Мария стала рассказывать им о загробной жизни, о том, что со смертью жизнь не кончается, и выяснилось, что это им известно. Что же касается стариков и больных, то они спрашивали Марию, будут ли они на том свете голодать, если на этом не оставят пищи старикам-бездельникам, и бывали очень довольны, когда Мария, не желая кривить душой, говорила, что и этот грех им простится, как совершенный по неведению.
Спрашивали они ее и о том, надо ли, например, говорить матери, что ее сын утонул в море, или надо сказать, что он уехал далеко и не вернулся? И опять Мария говорила, что не надо никогда лгать, но когда осиротевшей матери говорили правду, та мучилась и не находила себе покоя.
О многом говорила Мария так, как она запомнила слова Учителя о том, что прежде всего надо идти путем правды и что нельзя ни к кому применять насилия, даже если от этого может погибнуть жизнь невинного человека.
Ни разу не солгала Мария, ни разу не посоветовала сделать что-либо, нарушающее заповеди любви и всепрощения, и долго, очень долго не прилетал к Марии ангел Смерти. И видела она, что ее добрые слова и советы часто влекли за собой не добро, а зло, и это ее мучило, потому что она не понимала, как это может происходить.

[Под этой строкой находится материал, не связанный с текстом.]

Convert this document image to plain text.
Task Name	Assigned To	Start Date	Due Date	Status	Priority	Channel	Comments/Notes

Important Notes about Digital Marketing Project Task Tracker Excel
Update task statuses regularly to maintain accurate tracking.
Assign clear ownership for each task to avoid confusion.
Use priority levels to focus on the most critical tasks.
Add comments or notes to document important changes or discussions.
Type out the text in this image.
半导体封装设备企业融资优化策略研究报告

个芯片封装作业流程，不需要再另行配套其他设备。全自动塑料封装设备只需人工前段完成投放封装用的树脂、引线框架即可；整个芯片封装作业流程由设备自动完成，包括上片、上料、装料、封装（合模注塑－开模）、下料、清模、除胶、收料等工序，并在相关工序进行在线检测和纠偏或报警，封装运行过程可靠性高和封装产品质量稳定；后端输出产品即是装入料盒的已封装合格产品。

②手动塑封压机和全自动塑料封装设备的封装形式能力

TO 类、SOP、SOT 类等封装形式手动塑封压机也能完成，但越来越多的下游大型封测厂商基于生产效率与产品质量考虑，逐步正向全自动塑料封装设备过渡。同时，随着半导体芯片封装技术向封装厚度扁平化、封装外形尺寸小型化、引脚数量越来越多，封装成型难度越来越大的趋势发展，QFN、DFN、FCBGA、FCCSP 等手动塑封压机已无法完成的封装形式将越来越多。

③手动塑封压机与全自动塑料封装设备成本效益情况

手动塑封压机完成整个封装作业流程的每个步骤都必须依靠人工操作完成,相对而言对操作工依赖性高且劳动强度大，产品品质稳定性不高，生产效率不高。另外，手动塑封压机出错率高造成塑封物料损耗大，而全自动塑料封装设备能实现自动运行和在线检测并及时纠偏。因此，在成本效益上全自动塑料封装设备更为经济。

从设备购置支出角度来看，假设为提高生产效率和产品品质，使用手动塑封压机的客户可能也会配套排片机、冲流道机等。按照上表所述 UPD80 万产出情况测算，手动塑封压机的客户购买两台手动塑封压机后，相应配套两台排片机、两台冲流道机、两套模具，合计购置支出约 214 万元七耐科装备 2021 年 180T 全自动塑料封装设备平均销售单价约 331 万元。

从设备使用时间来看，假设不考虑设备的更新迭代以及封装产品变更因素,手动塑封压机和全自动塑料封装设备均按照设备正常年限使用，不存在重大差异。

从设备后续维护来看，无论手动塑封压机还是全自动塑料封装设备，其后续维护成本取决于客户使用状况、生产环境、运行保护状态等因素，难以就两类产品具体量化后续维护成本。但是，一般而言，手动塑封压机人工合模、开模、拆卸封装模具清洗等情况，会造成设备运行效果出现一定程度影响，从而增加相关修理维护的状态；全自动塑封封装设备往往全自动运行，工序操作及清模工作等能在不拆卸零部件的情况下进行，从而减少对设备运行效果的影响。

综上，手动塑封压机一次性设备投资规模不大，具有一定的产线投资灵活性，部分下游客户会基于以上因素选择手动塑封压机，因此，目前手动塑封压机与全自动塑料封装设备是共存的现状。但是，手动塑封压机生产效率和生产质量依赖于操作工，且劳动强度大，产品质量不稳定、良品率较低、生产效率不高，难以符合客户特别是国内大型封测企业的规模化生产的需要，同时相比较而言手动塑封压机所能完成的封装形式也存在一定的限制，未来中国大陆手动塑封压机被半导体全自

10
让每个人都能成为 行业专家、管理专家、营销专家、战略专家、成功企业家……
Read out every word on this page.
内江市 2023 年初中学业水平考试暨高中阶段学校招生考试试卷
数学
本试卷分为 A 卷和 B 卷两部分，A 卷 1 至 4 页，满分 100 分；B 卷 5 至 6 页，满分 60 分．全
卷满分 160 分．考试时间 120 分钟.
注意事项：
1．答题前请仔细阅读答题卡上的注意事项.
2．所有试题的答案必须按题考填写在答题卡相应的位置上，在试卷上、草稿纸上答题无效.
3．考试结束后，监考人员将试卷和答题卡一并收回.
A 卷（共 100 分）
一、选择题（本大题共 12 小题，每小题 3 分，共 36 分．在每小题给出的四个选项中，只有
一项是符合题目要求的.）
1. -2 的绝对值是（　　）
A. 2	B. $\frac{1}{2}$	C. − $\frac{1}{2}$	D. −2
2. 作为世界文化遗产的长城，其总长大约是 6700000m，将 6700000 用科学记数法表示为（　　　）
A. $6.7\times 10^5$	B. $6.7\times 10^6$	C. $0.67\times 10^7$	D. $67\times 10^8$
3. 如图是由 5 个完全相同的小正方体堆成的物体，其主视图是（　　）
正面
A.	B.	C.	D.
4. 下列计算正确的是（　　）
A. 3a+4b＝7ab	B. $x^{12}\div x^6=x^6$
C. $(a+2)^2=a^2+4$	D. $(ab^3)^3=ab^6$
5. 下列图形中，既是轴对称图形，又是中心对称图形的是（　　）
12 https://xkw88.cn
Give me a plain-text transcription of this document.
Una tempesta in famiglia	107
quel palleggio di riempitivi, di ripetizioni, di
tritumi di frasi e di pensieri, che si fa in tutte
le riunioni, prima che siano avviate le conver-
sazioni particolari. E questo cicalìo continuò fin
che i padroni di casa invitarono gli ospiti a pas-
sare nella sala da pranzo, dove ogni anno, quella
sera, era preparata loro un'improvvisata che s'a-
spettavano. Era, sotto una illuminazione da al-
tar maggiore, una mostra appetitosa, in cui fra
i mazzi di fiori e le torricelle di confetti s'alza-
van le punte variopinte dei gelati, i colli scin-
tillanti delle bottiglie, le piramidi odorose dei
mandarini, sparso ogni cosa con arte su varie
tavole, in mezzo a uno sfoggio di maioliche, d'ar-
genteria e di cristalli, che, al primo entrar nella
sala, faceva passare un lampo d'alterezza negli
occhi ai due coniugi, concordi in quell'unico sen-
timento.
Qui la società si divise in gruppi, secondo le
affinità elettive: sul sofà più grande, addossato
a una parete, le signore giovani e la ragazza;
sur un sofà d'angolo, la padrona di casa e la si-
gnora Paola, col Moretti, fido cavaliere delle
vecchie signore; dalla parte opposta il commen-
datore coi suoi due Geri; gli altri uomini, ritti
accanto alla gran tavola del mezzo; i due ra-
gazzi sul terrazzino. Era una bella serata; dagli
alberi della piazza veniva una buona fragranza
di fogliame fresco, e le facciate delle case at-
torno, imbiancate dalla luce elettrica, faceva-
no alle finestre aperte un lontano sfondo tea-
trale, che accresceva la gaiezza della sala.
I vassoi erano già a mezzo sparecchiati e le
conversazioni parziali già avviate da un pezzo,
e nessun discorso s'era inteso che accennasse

А когда, наконец, появился ангел Смерти, ни слова одобрения не услышала от него Мария. И она умерла.
Умерла — и в очередной раз воскресла на площади города, переполненной восставшим народом. Первая победа была одержана, и теперь все горячо обсуждали, надо ли продолжать борьбу, чтобы расправиться со своими эксплуататорами и притеснителями. Мария же возвысила свой голос и стала проповедовать любовь ко всем, стала уговаривать смириться и претерпеть, уверяя, что за это в другой, последующей жизни каждый получит воздаяние, что нехорошо убивать человека, каким бы он ни был…
Но ее никто не стал слушать, восстание разрасталось, пролилось много крови, но вместе с тем восстановилась и справедливость. Жители страны поделили между собой поровну землю, постановили делить поровну все продукты, сообща работать, и скоро во всей стране установился справедливый строй. А тем богачам, которые остались в живых, предложили на выбор: или отдать свои богатства и стать такими же, как все, или получать скудный паек, только чтобы не умереть от голодной смерти, если они не хотят сами работать. Больше того, их подвергли остракизму, и никто не хотел общаться с ними, только Мария и ее последователи нарушали этот запрет, передавая бывшим эксплуататорам продукты и поддерживая их надеждами.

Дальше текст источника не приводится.